There is plenty of information floating around the Internet about what medications may or may not be useful to treat symptoms of COVID-19.
In this ever-evolving situation, it’s important to stay updated with information from reliable sources.
“This is an unprecedented time for the world. The extent of the pandemic, coupled with our digital capabilities, is leading to a tremendous quantity of information reaching both individuals and healthcare workers regarding COVID-19,” said Frank Romanelli, a professor and associate dean at the University of Kentucky College of Pharmacy.

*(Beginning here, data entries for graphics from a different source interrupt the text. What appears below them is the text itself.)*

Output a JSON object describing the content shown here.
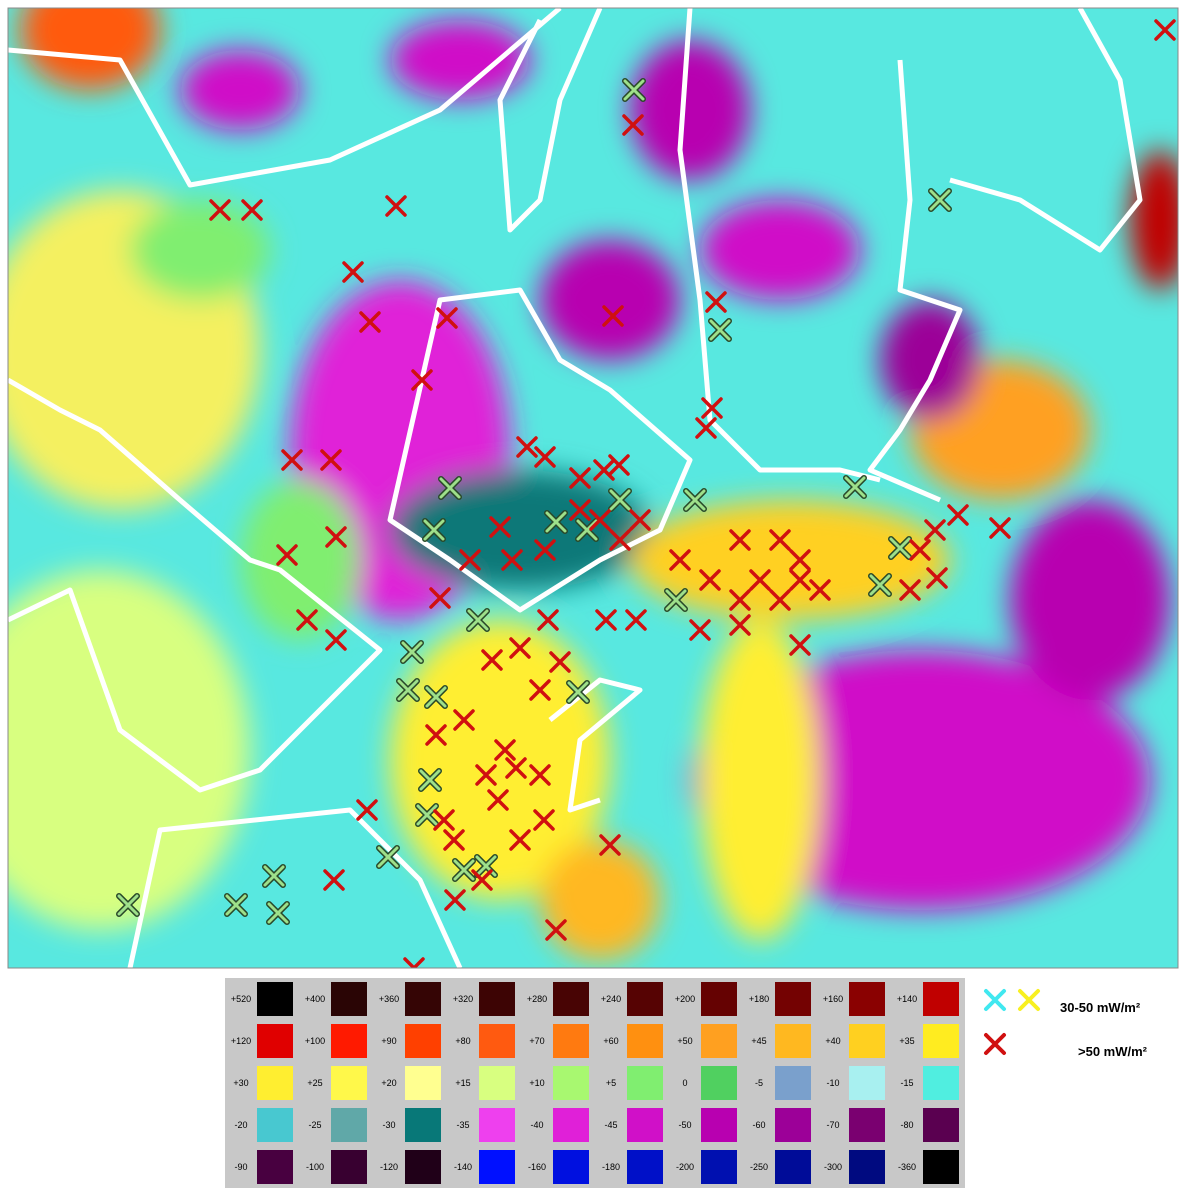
{
  "legend": {
    "rows": [
      [
        {
          "label": "+520",
          "color": "#000000"
        },
        {
          "label": "+400",
          "color": "#2a0505"
        },
        {
          "label": "+360",
          "color": "#350505"
        },
        {
          "label": "+320",
          "color": "#3d0404"
        },
        {
          "label": "+280",
          "color": "#480404"
        },
        {
          "label": "+240",
          "color": "#560303"
        },
        {
          "label": "+200",
          "color": "#650202"
        },
        {
          "label": "+180",
          "color": "#740202"
        },
        {
          "label": "+160",
          "color": "#8a0101"
        },
        {
          "label": "+140",
          "color": "#c00000"
        }
      ],
      [
        {
          "label": "+120",
          "color": "#e00000"
        },
        {
          "label": "+100",
          "color": "#ff1a00"
        },
        {
          "label": "+90",
          "color": "#ff4000"
        },
        {
          "label": "+80",
          "color": "#ff5a10"
        },
        {
          "label": "+70",
          "color": "#ff7a10"
        },
        {
          "label": "+60",
          "color": "#ff9010"
        },
        {
          "label": "+50",
          "color": "#ffa020"
        },
        {
          "label": "+45",
          "color": "#ffb820"
        },
        {
          "label": "+40",
          "color": "#ffd020"
        },
        {
          "label": "+35",
          "color": "#ffec20"
        }
      ],
      [
        {
          "label": "+30",
          "color": "#ffee30"
        },
        {
          "label": "+25",
          "color": "#fff84a"
        },
        {
          "label": "+20",
          "color": "#ffff90"
        },
        {
          "label": "+15",
          "color": "#d8ff80"
        },
        {
          "label": "+10",
          "color": "#a8f870"
        },
        {
          "label": "+5",
          "color": "#80ee70"
        },
        {
          "label": "0",
          "color": "#50d060"
        },
        {
          "label": "-5",
          "color": "#7aa0cc"
        },
        {
          "label": "-10",
          "color": "#a8f0f0"
        },
        {
          "label": "-15",
          "color": "#50eee0"
        }
      ],
      [
        {
          "label": "-20",
          "color": "#48c8d0"
        },
        {
          "label": "-25",
          "color": "#60a8a8"
        },
        {
          "label": "-30",
          "color": "#087878"
        },
        {
          "label": "-35",
          "color": "#ee40ee"
        },
        {
          "label": "-40",
          "color": "#e020d8"
        },
        {
          "label": "-45",
          "color": "#d010c8"
        },
        {
          "label": "-50",
          "color": "#b800b0"
        },
        {
          "label": "-60",
          "color": "#9c0098"
        },
        {
          "label": "-70",
          "color": "#7a0070"
        },
        {
          "label": "-80",
          "color": "#5a0050"
        }
      ],
      [
        {
          "label": "-90",
          "color": "#480040"
        },
        {
          "label": "-100",
          "color": "#380030"
        },
        {
          "label": "-120",
          "color": "#200018"
        },
        {
          "label": "-140",
          "color": "#0010ff"
        },
        {
          "label": "-160",
          "color": "#0010e0"
        },
        {
          "label": "-180",
          "color": "#0010c8"
        },
        {
          "label": "-200",
          "color": "#0010b0"
        },
        {
          "label": "-250",
          "color": "#000c98"
        },
        {
          "label": "-300",
          "color": "#000a80"
        },
        {
          "label": "-360",
          "color": "#000000"
        }
      ]
    ]
  },
  "key": {
    "low_label": "30-50 mW/m²",
    "high_label": ">50 mW/m²"
  }
}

It was recently reported that the use of ibuprofen could worsen the severity of COVID-19 for individuals diagnosed with the disease.
However, the World Health Organization (WHO) released the following statement:
“At present, based on currently available information, WHO does not recommend against the use of ibuprofen.
We are also consulting with physicians treating COVID-19 patients and are not aware of reports of any negative effects of ibuprofen, beyond the usual known side effects that limit its use in certain populations.
WHO is not aware of published clinical or population-based data on this topic.”
Romanelli said the reports concerning ibuprofen originated in France.
“There is no direct data to support the original negative claims that were circulated, but because of these reports, different outlets are now prospectively collecting data so that, in time, more evidence-based recommendations can be made,” Romanelli said.
Reports recommending against the use of NSAIDs, like ibuprofen, advised the use of Acetaminophen (Tylenol).
“There is no reason not to use acetaminophen for COVID-19,” Romanelli said.
“In fact, some clinicians might even recommend it first, since it is such an effective drug at reducing fever while causing less gastrointestinal (GI) irritation.
The only concerns with acetaminophen are around people with pre-existing liver disease.”
There have also been various reports regarding some older antimalarial drugs that may be effective against COVID-19, such as chloroquine and hydroxychloroquine.
Others believe people on a very common class of anti-hypertensive medications, known as ACE-inhibitors, might be at increased risk of COVID-19 infection and progression.
Until researchers and healthcare providers have access to more reliable and controlled data, it’s in your best interest to seek your physician or pharmacist’s advice regarding what medications should or should not be used to treat symptoms of COVID-19.